My Lords, I would have put my name to this amendment if I had got there in time. Every slot was taken, and I am not surprised. I add to what the noble Lord, Lord Kerr, said my admiration of the noble Lord, Lord Dubs. I have supported him on this proposal ever since he put it forward. He raises, quite rightly, issues about the well-being and welfare of children, who I spent all my judicial life trying to help. He also talks about it being a moral issue and an issue of principle, with which, of course, I agree.
However, what might be more attractive to the Minister is the fact that it is very few children. We have heard that it has been 10,000 in the past. But currently, we are talking about a few hundred. I do not think the public are going to mind very much about a few hundred children coming to this country.
Some years ago, when Fiona Mactaggart was still an MP, she and I, with the help of Safe Passage, went to Calais to meet some of the children. I have told your Lordships’ House this before, but I say it again because among the children, mainly teenagers, were some quite young children who were seriously at risk, sleeping under the trees and waiting for the one meal a day that very good, kind French people were offering.
We are talking only about children under 18, for goodness’ sake, and I do not apologise for saying again that we are talking about hundreds. This is not something that will embarrass the Government like the crowds of people coming in who they do not seem terribly good at getting rid of—nor did the previous Government. We are talking about a small number of children whose welfare is seriously at risk. The Government really should do something about it. For me, as a mother and a grandmother, the idea that it is suspended is tragic.
I rise with great diffidence—and apologise to noble Lords—because I have not spoken on this Bill, and I did not speak at Second Reading. This issue seems to me to be relatively simple. We in the Conservative Party had a rather odd ambition during the previous Government to stop the boats. It was an odd ambition because we had no method of doing it. However, this is something—and I pay such tribute to the noble Lord, Lord Dubs—that would help reduce the number of children coming across on those boats. It is something we really ought to do. Let us do it.
I gather that it is proposed to have a meeting. Would it be possible for other Peers to join?
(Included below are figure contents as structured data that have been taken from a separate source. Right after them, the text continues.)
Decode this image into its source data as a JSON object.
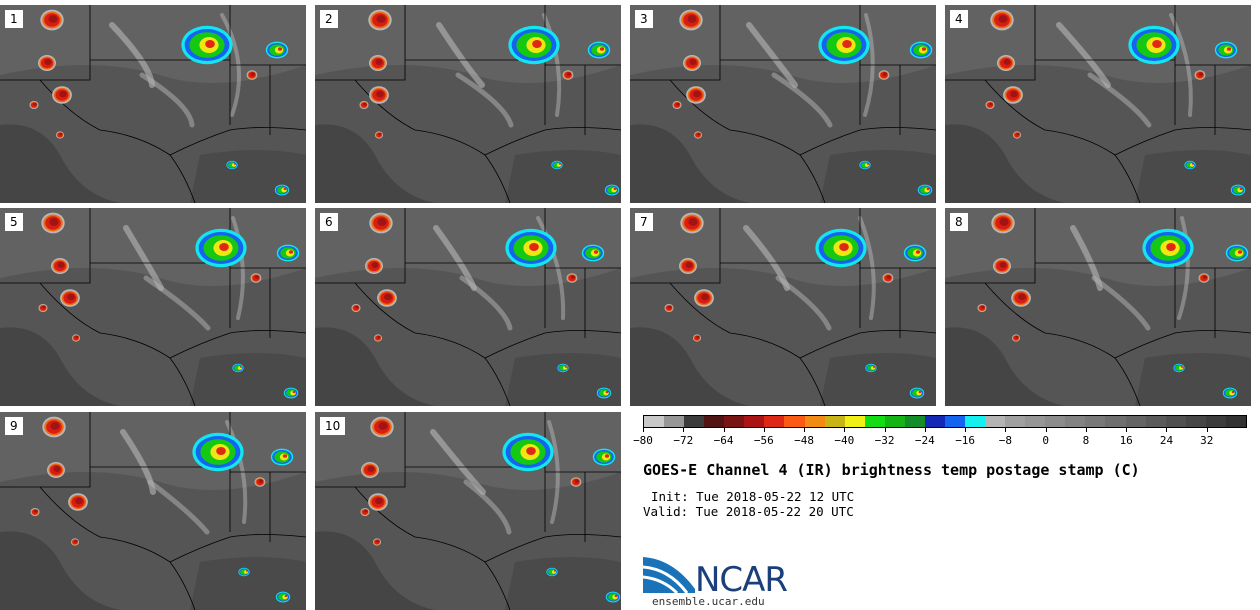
{
  "panels": [
    {
      "label": "1"
    },
    {
      "label": "2"
    },
    {
      "label": "3"
    },
    {
      "label": "4"
    },
    {
      "label": "5"
    },
    {
      "label": "6"
    },
    {
      "label": "7"
    },
    {
      "label": "8"
    },
    {
      "label": "9"
    },
    {
      "label": "10"
    }
  ],
  "colorbar": {
    "colors": [
      "#c8c8c8",
      "#969696",
      "#3c3c3c",
      "#501414",
      "#781414",
      "#aa1414",
      "#dc2814",
      "#fa5a14",
      "#f08c14",
      "#c8b414",
      "#f0f014",
      "#14dc14",
      "#14b414",
      "#148c28",
      "#1428b4",
      "#1464f0",
      "#14f0f0",
      "#b4b4b4",
      "#a0a0a0",
      "#969696",
      "#8c8c8c",
      "#828282",
      "#787878",
      "#6e6e6e",
      "#646464",
      "#5a5a5a",
      "#505050",
      "#464646",
      "#3c3c3c",
      "#323232"
    ],
    "tick_labels": [
      "−80",
      "−72",
      "−64",
      "−56",
      "−48",
      "−40",
      "−32",
      "−24",
      "−16",
      "−8",
      "0",
      "8",
      "16",
      "24",
      "32"
    ]
  },
  "title": "GOES-E Channel 4 (IR) brightness temp postage stamp (C)",
  "init_text": "Init: Tue 2018-05-22 12 UTC",
  "valid_text": "Valid: Tue 2018-05-22 20 UTC",
  "logo": {
    "text": "NCAR",
    "url": "ensemble.ucar.edu",
    "color": "#1a3f7a",
    "accent": "#1a73b8"
  }
}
I offered the meeting to my noble friend Lord Dubs but I am very happy— I am committing my honourable friend Alex Norris to a meeting—for, let us say, a representative group of Peers to join my noble friend, should he wish them to. Let us make an offer: we have space for a Member from the Liberal Democrat Bench, from the Cross Benches, from the Bishops’ Bench, should they wish to do so, and from His Majesty’s Loyal Opposition, as well as my noble friend Lord Dubs. I think that it is a fair approach, on a difficult issue, for him to take the case to the Home Office and bring with him a representative group of NGOs. Maybe it could be a separate meeting, if Peers want to meet the Minister personally. I will try to be present, given my commitments to taking the Crime and Policing Bill, as well as this Bill, through this House.
I do not want to find myself in the opposite Lobby to my noble friend Lord Dubs but, if he pushes the amendment, I am afraid that I will have to. I hope he can accept the offer and look at exploring further with Ministers the appropriate points which he has rightly put in a passionate contribution today, supported by Members across this House.